The Fifth Circuit also denied Banks’ certificate of appealability on his claims that the prosecution had wrongfully withheld from the defense the transcript of the pretrial rehearsal of witness Cook.
We reverse both Fifth Circuit’s rulings.
When police or prosecutors conceal significant, exculpatory, or impeaching material, we hold, it is ordinarily incumbent on the State to set the record straight.
As to witness Farr’s informant status, it was Banks’ burden to show cause and prejudice to overcome his counsel’s failure to produce evidence of police links to Farr in State Court proceedings.
Banks succeeded in demonstrating the requisite cause.
He reasonably relied on the State’s representations made pretrial and repeated in state habeas proceedings that the prosecution had disclosed all relevant information.
We reject the State’s contention that Banks nevertheless should have attempted to unearth the truth.
A rule declaring prosecutor may hide defendant must seek, is not tenable in a system constitutionally bound to accord a defendant’s due process.
As to prejudice, Banks demonstrated reasonable probability of a different result in the penalty phase of the case had the jury known a prosecution witness Farr’s, collaboration with the police.

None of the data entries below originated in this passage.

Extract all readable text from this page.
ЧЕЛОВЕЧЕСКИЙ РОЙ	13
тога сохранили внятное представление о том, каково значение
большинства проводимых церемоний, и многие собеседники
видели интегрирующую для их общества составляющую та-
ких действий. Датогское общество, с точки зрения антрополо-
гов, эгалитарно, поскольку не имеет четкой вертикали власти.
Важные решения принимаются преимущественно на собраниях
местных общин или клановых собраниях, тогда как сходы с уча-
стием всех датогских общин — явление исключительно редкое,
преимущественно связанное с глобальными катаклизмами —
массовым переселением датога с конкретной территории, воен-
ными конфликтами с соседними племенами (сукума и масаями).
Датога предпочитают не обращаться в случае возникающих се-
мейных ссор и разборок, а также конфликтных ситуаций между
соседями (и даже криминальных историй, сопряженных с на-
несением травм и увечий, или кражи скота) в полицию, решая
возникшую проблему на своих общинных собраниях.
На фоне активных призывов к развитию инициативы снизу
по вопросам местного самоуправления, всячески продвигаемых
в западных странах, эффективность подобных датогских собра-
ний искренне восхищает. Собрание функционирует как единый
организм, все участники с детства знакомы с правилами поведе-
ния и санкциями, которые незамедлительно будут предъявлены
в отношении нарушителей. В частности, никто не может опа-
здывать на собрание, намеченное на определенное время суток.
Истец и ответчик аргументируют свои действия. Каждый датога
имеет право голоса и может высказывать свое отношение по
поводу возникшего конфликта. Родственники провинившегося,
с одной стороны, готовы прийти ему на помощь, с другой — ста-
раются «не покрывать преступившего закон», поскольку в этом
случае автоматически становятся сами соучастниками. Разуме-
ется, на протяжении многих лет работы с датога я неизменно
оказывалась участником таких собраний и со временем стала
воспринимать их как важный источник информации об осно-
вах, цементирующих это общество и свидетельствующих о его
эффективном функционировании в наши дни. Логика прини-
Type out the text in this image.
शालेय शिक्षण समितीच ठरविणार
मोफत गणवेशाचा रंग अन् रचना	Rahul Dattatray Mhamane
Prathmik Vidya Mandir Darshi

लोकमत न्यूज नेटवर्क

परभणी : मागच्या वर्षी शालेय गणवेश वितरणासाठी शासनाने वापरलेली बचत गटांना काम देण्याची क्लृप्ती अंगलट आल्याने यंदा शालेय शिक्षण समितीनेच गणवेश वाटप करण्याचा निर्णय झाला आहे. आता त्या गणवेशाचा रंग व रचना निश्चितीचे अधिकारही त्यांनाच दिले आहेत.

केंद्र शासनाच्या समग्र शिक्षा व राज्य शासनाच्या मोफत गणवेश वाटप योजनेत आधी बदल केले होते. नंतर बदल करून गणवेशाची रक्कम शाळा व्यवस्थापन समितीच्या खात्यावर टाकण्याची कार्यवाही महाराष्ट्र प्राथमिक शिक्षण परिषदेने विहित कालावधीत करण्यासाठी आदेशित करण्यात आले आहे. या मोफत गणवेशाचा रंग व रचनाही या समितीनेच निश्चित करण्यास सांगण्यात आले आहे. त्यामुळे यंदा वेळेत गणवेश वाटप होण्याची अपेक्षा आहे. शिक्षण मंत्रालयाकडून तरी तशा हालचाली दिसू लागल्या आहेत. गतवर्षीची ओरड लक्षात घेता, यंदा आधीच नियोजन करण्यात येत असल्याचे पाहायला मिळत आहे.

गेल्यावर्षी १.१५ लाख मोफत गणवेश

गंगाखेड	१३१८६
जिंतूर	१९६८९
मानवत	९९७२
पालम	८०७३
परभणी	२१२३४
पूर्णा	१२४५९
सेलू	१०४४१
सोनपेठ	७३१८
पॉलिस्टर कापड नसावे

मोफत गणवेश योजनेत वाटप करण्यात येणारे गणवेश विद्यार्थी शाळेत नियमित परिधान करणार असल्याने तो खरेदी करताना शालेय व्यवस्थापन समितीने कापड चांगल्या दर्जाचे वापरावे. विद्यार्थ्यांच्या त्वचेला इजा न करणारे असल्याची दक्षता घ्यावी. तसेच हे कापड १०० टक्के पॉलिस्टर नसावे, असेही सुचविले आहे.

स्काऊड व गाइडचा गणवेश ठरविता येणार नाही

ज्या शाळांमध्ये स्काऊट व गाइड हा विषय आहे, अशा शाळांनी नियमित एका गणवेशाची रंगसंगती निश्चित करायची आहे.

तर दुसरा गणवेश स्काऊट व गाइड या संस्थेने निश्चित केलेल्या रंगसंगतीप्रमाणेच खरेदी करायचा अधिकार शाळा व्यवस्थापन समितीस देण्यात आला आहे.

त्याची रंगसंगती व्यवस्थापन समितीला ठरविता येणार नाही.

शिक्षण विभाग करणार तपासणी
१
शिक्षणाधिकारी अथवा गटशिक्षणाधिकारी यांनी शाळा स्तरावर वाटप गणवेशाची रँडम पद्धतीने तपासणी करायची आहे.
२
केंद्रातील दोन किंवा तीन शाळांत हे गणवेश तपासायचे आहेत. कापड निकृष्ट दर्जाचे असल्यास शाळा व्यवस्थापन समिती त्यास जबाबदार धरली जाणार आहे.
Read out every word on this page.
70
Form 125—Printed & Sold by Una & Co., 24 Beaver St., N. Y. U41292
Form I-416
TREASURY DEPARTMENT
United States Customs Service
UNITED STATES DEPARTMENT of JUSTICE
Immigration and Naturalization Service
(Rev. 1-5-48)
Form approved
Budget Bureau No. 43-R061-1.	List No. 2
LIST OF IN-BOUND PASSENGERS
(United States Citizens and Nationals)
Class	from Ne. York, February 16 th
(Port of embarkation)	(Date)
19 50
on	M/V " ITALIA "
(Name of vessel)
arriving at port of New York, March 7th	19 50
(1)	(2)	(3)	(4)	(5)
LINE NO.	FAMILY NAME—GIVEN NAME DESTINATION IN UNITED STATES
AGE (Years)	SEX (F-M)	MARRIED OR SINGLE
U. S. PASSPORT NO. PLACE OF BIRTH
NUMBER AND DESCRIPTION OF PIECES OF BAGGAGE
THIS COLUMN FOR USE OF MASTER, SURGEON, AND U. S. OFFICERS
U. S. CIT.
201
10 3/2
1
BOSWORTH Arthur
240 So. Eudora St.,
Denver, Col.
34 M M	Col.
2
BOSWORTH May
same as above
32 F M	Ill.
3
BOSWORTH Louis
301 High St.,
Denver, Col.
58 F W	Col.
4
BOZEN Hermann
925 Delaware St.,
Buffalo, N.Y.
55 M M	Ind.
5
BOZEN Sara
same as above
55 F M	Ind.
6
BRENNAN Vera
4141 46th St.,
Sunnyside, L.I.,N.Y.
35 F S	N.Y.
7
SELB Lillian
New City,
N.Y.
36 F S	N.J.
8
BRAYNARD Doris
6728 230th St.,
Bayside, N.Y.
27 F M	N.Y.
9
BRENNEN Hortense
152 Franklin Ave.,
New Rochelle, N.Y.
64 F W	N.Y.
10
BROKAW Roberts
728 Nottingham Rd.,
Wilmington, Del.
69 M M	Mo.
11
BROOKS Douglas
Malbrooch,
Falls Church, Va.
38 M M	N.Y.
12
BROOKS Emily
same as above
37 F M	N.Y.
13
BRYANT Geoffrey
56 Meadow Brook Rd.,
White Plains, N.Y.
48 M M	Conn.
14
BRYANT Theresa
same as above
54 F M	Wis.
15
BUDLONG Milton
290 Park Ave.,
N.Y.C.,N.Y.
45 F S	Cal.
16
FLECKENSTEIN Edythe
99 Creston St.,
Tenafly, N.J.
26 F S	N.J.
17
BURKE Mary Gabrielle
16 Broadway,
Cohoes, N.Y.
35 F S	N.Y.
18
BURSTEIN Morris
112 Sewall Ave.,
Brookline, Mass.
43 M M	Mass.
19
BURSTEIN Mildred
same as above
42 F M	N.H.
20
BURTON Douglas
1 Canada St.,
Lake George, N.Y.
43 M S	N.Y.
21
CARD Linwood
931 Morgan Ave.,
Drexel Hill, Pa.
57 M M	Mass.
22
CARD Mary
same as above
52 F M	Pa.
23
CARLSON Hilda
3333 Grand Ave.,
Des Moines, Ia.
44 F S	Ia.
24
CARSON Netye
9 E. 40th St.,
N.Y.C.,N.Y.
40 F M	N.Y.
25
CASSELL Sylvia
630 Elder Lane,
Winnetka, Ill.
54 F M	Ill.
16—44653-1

Showing cause and prejudice to overcome his procedural default, today’s opinion explains Banks at the same time established the essential element of his claim, the prosecutorial misconduct infected the death penalty adjudication.
We also reverse the Fifth Circuit’s ruling on Banks’ claim of guilt phase prosecutorial misconduct.
A claim that rested on the State’s suppression of the transcript showing that witness Cook had been coached.
The Court of Appeals, we hold, should have issued the certificate of appealability on the question whether Banks should be deemed to have pleaded the Cook transcript claim given federal rule of Civil Procedure 15(b)’s provision for amendment of a party’s pleading to conform to the proof.
Justice Thomas has filed an opinion concurring in part and dissenting in part in which Justice Scalia joined.